Supralapsarianisme dan Infralapsarianisme/Sublapsarianisme

PDT. BUDI ASALI, M.DIV. 
Supralapsarianisme dan Infralapsarianisme/Sublapsarianismea) Arti kata.

1. Kata SUPRALAPSARIANISME berasal dari bahasa Latin SUPRA (= above, beyond / di atas, melebihi) + LAPSUS (= fall / kejatuhan).

Ingat kata ‘SUPRANATURAL’, yang artinya ‘melampaui yang alamiah’ atau ‘gaib’. Juga kata SUPRA sama artinya dengan kata ‘SUPER’. Ingat kata-kata seperti SUPERMAN (= melebihi manusia), SUPERSONIC (= melebihi / di atas kecepatan suara), SUPERIOR (= lebih tinggi / atasan), dsb.

2. Kata INFRALAPSARIANISME berasal dari bahasa Latin INFRA (= below / di bawah) + LAPSUS (= fall / kejatuhan).

Mungkin kata ‘INFERIOR’ (= lebih rendah) berasal dari kata ini.

3. INFRALAPSARIANISME mempunyai nama lain, yaitu SUBLAPSARIANISME. Sekalipun istilah ini mirip dengan Supralapsarianisme, tetapi sebetulnya artinya sama dengan Infralapsarianisme. Kata ‘SUB’ sama artinya dengan kata ‘INFRA’. Ingat kata-kata seperti SUBSONIC (= dibawah kecepatan suara), SUBMARINE (= kapal selam, kapal yang begerak di bawah permukaan laut), SUBCONSCIOUS (= di bawah sadar).

b) Perbedaan yang salah dan yang benar.

1. Perbedaan yang salah.

Ada orang yang beranggapan bahwa perbedaan antara Supralapsarianisme dan Infralapsarianisme adalah bahwa dalam persoalan dosa, Supralapsarianisme percaya pada efficient decree (= ketetapan effisien), sehingga menganggap Allah sebagai pencipta dosa (God is the author of sin), dan Infralapsarianisme percaya pada permissive decree (= ketetapan yang mengijinkan). Ini salah!

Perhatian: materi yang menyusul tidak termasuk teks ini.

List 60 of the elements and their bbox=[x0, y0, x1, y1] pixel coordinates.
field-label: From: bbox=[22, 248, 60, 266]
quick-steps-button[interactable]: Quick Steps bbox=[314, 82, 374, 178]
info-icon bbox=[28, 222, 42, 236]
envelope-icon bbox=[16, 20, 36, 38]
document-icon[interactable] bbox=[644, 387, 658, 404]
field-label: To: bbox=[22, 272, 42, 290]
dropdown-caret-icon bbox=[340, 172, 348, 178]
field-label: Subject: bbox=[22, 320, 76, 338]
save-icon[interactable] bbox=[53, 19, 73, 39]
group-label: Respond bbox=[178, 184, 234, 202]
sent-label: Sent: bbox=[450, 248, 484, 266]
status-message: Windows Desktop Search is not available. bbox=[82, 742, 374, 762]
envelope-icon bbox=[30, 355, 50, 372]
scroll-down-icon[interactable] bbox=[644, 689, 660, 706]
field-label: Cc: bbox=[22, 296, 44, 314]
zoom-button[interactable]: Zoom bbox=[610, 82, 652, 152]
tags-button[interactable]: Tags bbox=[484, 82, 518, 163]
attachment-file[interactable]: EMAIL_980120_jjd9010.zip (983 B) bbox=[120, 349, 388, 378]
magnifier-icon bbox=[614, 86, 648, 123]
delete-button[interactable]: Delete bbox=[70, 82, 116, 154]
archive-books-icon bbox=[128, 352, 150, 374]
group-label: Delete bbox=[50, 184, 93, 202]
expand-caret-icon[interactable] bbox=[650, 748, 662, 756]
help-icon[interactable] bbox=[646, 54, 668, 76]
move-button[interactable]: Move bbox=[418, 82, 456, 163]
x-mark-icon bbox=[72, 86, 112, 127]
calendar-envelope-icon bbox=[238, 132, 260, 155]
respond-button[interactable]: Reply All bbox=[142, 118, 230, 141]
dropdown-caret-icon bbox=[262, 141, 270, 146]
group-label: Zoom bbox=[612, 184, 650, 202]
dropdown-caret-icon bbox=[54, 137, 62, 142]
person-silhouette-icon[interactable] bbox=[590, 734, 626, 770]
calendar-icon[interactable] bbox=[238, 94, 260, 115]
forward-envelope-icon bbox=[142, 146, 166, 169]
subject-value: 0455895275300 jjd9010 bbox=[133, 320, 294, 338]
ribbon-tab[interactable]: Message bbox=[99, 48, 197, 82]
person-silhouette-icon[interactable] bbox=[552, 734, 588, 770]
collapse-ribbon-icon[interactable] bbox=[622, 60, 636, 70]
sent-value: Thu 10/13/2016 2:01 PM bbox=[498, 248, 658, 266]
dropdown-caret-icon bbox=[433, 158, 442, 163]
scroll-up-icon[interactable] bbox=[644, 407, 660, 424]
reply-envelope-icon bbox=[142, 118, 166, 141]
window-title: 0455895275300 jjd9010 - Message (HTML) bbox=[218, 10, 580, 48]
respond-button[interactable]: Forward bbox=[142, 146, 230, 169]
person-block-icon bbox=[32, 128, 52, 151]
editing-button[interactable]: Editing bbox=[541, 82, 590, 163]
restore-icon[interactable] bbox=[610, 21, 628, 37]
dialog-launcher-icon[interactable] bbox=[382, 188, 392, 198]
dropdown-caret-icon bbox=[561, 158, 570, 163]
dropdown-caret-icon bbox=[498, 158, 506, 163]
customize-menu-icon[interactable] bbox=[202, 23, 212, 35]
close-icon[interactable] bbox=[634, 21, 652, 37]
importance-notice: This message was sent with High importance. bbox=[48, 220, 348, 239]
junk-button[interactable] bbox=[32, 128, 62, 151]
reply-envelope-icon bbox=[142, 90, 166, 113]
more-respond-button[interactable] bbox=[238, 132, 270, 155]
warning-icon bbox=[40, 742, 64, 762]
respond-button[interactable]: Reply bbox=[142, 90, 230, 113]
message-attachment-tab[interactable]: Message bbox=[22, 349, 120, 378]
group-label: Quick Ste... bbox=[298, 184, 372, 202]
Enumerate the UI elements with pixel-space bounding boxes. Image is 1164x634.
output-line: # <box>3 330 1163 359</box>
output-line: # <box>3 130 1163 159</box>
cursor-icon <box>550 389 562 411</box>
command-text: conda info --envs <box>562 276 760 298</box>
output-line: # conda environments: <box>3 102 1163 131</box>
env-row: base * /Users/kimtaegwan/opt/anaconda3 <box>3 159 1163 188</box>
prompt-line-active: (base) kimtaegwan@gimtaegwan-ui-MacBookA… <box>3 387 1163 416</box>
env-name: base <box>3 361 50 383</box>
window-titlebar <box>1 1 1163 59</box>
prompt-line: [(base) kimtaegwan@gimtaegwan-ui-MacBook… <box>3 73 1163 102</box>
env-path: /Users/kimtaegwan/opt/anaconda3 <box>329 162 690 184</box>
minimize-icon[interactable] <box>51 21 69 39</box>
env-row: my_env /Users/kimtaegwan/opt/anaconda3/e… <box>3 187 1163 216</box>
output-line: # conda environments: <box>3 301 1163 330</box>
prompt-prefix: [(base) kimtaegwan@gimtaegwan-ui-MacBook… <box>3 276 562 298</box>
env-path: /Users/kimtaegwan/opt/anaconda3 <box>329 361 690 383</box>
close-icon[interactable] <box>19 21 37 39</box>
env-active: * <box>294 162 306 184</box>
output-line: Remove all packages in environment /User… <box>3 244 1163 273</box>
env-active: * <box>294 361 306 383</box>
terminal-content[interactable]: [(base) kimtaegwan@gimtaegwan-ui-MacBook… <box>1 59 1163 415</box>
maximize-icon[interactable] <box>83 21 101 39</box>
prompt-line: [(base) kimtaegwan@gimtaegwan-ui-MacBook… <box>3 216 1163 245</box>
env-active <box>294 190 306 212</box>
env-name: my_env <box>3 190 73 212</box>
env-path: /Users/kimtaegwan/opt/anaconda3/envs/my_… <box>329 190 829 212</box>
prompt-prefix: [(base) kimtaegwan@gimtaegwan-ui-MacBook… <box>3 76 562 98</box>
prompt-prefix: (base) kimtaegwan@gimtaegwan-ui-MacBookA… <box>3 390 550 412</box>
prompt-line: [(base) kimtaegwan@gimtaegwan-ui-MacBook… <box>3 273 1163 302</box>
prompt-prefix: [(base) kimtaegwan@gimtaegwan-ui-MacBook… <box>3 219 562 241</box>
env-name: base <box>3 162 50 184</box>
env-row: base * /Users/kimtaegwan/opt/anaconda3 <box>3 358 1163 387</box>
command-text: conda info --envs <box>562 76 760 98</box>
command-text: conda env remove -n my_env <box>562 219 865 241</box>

William G. T. Shedd: “And here is the place to notice the error of those who represent supralapsarianism as differing from infralapsarianism by referring sin to the efficient decree, thereby making God the author of it. ... But both schemes alike refer sin to the permissive decree, and both alike deny that God is the author of sin” (= Dan di sini adalah tempat untuk memperhatikan kesalahan dari mereka yang menggambarkan Supralapsarianisme sebagai berbeda dengan Infralapsarianisme karena MENGHUBUNGKAN DOSA dengan ketetapan yang effisien, dan dengan itu membuat Allah sebagai pencipta dosa. ... Tetapi kedua pola sama-sama menghubungkan dosa dengan ketetapan yang mengijinkan, dan keduanya sama-sama menyangkal bahwa Allah adalah pencipta dosa) - ‘Calvinism: Pure and Mixed’, hal 33-34.


Penjelasan: ingat bahwa istilah-istilah yang saya garis bawahi dalam kutipan di atas, adalah istilah-istilah dalam theologia Reformed.

‘Ketetapan yang effisien’ artinya adalah Allah menetapkan dosa, dan dalam pelaksanaannya Ia bekerja secara aktif / positif dalam diri orang yang ditetapkan untuk berbuat dosa itu, sehingga dosa terjadi. Karena Ia bekerja secara aktif, maka tak bisa dihindarkan lagi, Ia menjadi Pencipta dosa.

‘Ketetapan yang mengijinkan’ tidak boleh diartikan bahwa Allah tidak menetapkan, tetapi hanya sekedar mengijinkan. Allahnya tetap menetapkan, dan dosa yang ditetapkan itu pasti terjadi, tetapi dalam pelaksanaan dari ketetapan itu, Allahnya bekerja secara pasif, yaitu dengan mencabut kasih karuniaNya, mengijinkan second causes / penyebab-penyebab kedua (setan, manusia dsb) untuk bekerja, sehingga dosa itu terjadi.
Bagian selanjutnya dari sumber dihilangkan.